In today's highly competitive electronics manufacturing
industry, strategic inventory management is a critical component of success-but
can also be the industry's Achilles heel. Maintaining the critical balance
between carrying too much inventory and not having enough remains a tough
challenge.
The Problem
Inventory management means having the right parts, in the
right place, at the right time. Here's a scenario all-too-familiar to many
manufacturers: The inventory target for a critical component is set to 10-
days-of-supply for every stage in the supply chain. Where
did
this number originate? Ten-days-of-supply is a company rule-of-thumb; the way
inventory management has always been done.
Ten days of inventory may be appropriate, but, when
demand surges and a key supplier has a 15-day lead-time, the manufacturing
facility is at the mercy of the supplier's schedule. The result is a critical
shortage that brings the supply chain to a halt. On the other hand, holding
unused inventory is not a favorable alternative.

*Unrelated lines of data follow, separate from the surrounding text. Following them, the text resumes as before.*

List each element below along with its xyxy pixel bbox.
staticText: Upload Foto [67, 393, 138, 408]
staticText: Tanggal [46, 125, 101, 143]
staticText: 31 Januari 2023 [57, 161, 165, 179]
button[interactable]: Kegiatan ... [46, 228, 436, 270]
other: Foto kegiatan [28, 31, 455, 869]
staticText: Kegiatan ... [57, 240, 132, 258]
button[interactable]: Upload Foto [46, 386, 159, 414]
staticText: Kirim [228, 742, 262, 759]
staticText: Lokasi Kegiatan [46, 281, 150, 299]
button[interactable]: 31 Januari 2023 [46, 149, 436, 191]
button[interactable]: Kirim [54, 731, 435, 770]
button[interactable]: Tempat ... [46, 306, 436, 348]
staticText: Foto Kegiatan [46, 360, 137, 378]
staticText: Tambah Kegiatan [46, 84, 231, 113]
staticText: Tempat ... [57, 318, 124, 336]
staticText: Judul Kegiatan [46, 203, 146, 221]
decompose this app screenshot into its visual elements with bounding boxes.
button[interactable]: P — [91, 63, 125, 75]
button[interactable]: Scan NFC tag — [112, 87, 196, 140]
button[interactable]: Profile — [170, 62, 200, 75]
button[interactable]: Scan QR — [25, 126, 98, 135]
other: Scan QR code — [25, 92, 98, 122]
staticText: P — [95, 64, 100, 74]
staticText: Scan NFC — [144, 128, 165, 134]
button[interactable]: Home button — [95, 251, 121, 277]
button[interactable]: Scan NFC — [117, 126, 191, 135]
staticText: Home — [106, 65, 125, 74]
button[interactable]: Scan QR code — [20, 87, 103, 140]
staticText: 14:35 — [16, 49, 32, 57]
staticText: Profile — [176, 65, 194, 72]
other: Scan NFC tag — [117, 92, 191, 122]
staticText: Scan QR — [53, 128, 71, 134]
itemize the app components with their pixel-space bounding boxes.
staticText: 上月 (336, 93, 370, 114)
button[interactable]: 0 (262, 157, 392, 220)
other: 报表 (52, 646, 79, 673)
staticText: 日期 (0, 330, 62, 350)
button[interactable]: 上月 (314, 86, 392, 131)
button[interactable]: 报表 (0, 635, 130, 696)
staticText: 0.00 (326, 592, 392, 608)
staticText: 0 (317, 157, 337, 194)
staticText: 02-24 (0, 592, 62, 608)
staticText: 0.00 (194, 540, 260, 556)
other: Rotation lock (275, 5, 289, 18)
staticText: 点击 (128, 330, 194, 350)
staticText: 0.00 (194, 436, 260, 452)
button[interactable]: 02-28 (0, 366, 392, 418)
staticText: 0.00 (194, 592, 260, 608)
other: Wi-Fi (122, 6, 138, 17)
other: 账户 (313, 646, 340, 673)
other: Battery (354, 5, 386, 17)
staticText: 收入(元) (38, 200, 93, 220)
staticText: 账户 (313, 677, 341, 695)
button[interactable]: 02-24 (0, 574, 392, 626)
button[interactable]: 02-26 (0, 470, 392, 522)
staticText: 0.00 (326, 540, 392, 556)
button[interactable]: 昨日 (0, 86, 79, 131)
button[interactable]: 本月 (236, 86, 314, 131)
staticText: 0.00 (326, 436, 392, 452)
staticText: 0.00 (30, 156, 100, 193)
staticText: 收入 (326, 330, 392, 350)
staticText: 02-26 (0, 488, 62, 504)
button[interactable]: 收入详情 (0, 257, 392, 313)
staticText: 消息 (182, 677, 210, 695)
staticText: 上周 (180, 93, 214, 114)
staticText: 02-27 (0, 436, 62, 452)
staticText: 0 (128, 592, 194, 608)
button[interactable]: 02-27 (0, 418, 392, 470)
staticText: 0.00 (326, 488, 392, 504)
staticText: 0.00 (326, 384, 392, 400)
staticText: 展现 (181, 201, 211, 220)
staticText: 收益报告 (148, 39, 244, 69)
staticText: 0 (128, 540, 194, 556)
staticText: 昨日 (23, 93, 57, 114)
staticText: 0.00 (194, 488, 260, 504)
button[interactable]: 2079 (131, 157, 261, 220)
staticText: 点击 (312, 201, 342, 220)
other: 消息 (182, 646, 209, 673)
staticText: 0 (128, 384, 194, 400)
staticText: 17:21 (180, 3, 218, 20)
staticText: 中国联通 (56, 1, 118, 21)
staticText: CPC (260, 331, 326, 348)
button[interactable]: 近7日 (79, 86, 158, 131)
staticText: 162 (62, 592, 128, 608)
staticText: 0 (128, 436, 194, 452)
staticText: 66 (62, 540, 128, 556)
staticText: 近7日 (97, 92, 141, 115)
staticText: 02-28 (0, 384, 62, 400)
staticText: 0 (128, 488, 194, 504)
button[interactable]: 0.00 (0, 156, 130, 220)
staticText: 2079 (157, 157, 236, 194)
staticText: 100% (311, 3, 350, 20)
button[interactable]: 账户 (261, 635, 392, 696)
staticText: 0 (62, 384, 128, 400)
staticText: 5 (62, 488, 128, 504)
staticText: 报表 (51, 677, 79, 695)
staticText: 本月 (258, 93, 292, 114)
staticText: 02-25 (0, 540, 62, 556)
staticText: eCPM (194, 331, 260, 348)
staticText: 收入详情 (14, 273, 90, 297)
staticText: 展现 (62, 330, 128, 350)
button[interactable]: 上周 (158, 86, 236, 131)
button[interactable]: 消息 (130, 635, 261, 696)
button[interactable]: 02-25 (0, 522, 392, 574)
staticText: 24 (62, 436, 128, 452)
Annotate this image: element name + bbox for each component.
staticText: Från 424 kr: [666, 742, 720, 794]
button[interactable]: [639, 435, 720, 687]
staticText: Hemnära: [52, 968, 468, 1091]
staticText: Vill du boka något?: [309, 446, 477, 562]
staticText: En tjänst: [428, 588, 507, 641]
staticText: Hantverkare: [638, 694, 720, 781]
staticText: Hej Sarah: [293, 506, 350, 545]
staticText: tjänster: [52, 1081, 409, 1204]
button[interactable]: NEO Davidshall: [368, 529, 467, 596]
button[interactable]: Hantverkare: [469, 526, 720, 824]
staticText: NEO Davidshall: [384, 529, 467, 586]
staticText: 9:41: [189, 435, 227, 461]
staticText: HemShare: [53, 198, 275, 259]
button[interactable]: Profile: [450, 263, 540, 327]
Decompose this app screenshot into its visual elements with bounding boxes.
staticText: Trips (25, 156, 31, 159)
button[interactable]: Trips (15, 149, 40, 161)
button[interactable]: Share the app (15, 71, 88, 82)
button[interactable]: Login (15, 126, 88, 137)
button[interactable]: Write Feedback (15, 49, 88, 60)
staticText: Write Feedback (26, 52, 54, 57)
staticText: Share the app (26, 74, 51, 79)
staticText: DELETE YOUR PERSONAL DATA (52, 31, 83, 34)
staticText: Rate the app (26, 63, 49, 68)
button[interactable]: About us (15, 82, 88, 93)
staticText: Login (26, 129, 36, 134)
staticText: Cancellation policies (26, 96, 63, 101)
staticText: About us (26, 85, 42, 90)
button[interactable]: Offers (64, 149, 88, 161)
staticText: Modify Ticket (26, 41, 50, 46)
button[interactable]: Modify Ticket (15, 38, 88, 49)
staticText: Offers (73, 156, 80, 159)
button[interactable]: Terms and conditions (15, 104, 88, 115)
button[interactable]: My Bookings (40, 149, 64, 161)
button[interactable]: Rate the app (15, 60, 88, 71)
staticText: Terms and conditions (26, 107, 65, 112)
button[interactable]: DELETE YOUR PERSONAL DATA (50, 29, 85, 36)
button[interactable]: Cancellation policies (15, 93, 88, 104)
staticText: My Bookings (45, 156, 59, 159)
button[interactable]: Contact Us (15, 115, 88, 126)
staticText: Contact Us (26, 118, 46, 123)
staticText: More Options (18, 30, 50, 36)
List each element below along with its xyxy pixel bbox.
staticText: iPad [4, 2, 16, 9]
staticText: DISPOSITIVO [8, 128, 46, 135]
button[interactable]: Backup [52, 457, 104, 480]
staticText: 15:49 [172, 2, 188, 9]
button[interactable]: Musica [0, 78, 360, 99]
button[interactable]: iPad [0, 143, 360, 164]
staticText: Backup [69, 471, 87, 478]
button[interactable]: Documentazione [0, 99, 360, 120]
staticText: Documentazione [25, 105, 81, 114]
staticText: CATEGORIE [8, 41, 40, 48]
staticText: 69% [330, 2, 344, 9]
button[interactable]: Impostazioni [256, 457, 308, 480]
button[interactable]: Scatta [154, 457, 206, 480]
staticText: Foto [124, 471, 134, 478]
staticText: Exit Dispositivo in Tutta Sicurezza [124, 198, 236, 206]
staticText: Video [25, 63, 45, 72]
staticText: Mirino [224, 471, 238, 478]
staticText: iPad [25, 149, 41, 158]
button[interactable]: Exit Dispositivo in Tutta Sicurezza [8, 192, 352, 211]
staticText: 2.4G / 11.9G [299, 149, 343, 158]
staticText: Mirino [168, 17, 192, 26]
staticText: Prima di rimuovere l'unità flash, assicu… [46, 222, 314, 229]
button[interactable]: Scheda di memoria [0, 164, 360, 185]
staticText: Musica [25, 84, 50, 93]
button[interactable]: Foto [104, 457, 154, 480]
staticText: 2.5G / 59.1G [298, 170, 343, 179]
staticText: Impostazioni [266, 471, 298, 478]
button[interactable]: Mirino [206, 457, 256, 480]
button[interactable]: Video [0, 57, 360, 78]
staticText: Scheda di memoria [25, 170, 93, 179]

What if a way to truly know how much inventory can be
held at every stage of the supply chain existed?
Optimization is the Solution
Optimization technology allows a company to build in
supply chain flexibility to better meet top goals-improved customer service, the
lowest cost and the shortest time-to-market. Such technology is an efficient way
to compare the hundreds of factors influencing on-time delivery and inventory
levels at all locations.
Current supply chain optimization applications leverage
powerful mathematical models to simultaneously evaluate the entire supply chain,
incorporating key drivers of supply chain performance, such as production cost,
demand variability and interdependencies, to identify the management solution.
Optimization applications, when deployed in an Internet-based infrastructure,
support collaborative decision-making and information exchange to leverage
existing company, supplier, partner and product data. For maximum performance,
optimization applications should be built on open-standards technologies, be
simple to use and should support leading supply chain and enterprise systems.
Four main factors fuel the need for optimization:
1. Demand variability-unexpected spikes in customer
demand inevitably force manufacturers to dip into buffer inventories.
2. Supply uncertainty-limited capacity, supplier delays
and critical parts shortages are facts of life in the manufacturing business.
But manufacturers can plan for such uncertainty.
3. Lack of coordination and communication across the
supply chain-supply chain managers often make decisions in isolation. Such
decisions are often based only on local or functional information and metrics,
which can inevitably lead to other departments bearing extra costs.